With the impending winter, these new queens will not lay many eggs for the remainder of the current season, so that by the time next spring gets underway the new queen will still be relatively young with “low mileage.”  Hopefully, by next spring, she will be well established as an integral part of the colony, less apt to swarm, and about to hit the prime of her life just when Mother Nature’s timing is perfect.

Queen Pheromone

What is it about queen bees that are so attractive to worker bees?  When we took the photo shown above, we had just prepared six queens from the day’s harvest for introduction into our own colonies.  Note how the workers can’t seem to show enough love to the queens.  These attendants were so fixated on the queens that they traveled inside our truck like this without us even needing to put a lid on the box!  The workers simply had no desire to fly away nor to stop attending to the queens.

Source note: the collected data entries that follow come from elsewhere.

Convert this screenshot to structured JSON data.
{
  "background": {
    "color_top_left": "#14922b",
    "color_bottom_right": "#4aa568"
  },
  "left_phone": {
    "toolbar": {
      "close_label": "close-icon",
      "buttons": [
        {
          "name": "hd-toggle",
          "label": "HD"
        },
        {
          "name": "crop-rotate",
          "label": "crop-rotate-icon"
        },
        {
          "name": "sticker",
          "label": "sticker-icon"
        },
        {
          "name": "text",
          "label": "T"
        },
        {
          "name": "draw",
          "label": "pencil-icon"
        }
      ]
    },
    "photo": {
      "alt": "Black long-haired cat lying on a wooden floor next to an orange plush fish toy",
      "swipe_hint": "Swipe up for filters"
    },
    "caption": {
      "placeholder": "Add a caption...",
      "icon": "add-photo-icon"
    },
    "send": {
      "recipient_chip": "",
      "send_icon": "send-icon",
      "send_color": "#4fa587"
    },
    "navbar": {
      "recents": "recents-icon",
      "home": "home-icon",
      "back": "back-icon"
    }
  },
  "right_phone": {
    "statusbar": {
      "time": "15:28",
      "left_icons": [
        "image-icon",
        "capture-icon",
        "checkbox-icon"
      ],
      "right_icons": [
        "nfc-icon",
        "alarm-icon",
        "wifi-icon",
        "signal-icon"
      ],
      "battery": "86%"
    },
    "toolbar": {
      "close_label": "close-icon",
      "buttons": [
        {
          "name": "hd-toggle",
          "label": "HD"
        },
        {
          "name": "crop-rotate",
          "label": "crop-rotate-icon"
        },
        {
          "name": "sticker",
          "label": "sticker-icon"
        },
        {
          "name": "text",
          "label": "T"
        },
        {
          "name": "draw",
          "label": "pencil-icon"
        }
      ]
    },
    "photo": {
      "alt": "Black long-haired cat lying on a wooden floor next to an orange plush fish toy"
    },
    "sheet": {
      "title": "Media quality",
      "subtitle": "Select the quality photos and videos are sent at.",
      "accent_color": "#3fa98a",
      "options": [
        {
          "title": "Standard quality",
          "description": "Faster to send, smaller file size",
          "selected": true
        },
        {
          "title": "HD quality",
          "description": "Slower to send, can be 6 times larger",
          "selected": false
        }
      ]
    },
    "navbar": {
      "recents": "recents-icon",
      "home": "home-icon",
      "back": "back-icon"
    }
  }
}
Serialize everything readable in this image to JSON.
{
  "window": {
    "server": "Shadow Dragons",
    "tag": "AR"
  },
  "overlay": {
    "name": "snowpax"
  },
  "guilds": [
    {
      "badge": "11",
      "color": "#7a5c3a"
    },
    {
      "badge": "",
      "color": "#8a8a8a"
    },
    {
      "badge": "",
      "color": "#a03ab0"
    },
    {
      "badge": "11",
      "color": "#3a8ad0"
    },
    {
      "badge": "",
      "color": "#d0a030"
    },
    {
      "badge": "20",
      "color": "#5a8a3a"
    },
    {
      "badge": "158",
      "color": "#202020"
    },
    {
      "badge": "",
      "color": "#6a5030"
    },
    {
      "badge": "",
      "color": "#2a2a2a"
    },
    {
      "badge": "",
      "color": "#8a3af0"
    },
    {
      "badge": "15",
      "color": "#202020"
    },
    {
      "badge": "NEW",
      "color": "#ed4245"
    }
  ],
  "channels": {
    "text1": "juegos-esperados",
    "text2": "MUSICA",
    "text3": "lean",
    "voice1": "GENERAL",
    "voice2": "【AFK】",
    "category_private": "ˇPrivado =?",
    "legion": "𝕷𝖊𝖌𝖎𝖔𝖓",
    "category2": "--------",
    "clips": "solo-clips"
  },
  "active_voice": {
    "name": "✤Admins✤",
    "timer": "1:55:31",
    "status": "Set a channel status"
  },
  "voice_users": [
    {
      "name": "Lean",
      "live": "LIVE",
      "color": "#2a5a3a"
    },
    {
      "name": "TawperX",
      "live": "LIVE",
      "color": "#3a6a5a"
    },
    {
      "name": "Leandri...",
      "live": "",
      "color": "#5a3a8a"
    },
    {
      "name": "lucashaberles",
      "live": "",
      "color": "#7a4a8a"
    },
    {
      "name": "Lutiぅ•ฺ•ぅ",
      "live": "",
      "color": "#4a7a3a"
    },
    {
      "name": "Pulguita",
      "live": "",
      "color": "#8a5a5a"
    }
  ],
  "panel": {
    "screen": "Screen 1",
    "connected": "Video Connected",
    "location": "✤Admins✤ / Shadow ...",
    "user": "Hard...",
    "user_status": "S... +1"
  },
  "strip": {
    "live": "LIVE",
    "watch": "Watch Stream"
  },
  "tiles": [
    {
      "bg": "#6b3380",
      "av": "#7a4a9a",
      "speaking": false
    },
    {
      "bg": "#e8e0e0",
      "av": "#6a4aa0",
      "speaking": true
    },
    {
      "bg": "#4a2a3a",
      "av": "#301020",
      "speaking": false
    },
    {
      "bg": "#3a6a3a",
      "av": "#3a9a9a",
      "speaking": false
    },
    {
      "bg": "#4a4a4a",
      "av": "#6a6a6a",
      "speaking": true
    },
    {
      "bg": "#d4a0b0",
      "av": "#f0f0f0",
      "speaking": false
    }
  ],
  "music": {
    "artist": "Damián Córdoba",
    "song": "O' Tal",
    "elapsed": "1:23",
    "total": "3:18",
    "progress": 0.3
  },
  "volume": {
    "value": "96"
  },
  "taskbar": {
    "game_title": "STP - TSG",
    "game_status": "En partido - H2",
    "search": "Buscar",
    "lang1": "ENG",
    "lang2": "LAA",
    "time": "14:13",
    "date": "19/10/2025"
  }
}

When we prepare shipments of bulk boxes, it is never a problem getting attendant bees motivated to stay and care for the queens.  A quick shake of a frame of bees into the box produces more than enough workers willing to stay with, and attend to, the queens the whole time they are in transit.

The queen pheromone is so powerful that bees will even drop out of the sky to investigate a box of queens!  When we deliver queens to UPS, we have been cautioned by the office staff not to arrive prior to 4:30pm, as any earlier causes curious bees to fly into their customer service center, potentially frightening UPS customers.

Inside the hive is no different.  Worker bees can immediately identify the presence of a queen, as well as the lack of a queen.  The method of this attraction is through a pheromone known as the “queen pheromone”.  The purpose of the queen pheromone is to signal to a hive that a queen is present and that she is recognizable.

A pheromone is a chemical that is secreted by a member of a species that can be used to control the behavior of another member of the same species.  Imagine how much love we could receive if we humans had a pheromone as powerful as the “queen pheromone”!

Queen pheromone is secreted near the head of the queen in an area above her jaw known as the mandibular.  Her secretions make her identifiable to all bees inside the hive; workers, drones, and possibly other queens.  The workers spread this pheromone throughout the hive using their antennae.  If this pheromone is absent, the colony will soon recognize its absence and will know that they are queenless.  They will then begin to construct emergency queen cells to raise a new queen.

Not only can a hive measure the presence, or absence, of queen pheromone, but it also able to measure the level of it.  A dip in the level of queen pheromone indicates that the queen could be beginning to fail.  This will often cause a colony to begin raising replacement queens for supercedure of the current queen.

It is well known that overcrowded bees are more likely to swarm than bees with ample space.  However, some beekeepers believe that the overcrowding of bees itself inhibits the transfer of queen pheromone throughout the colony, therefore causing the colony to raise replacement queen cells in anticipation of a swarming event.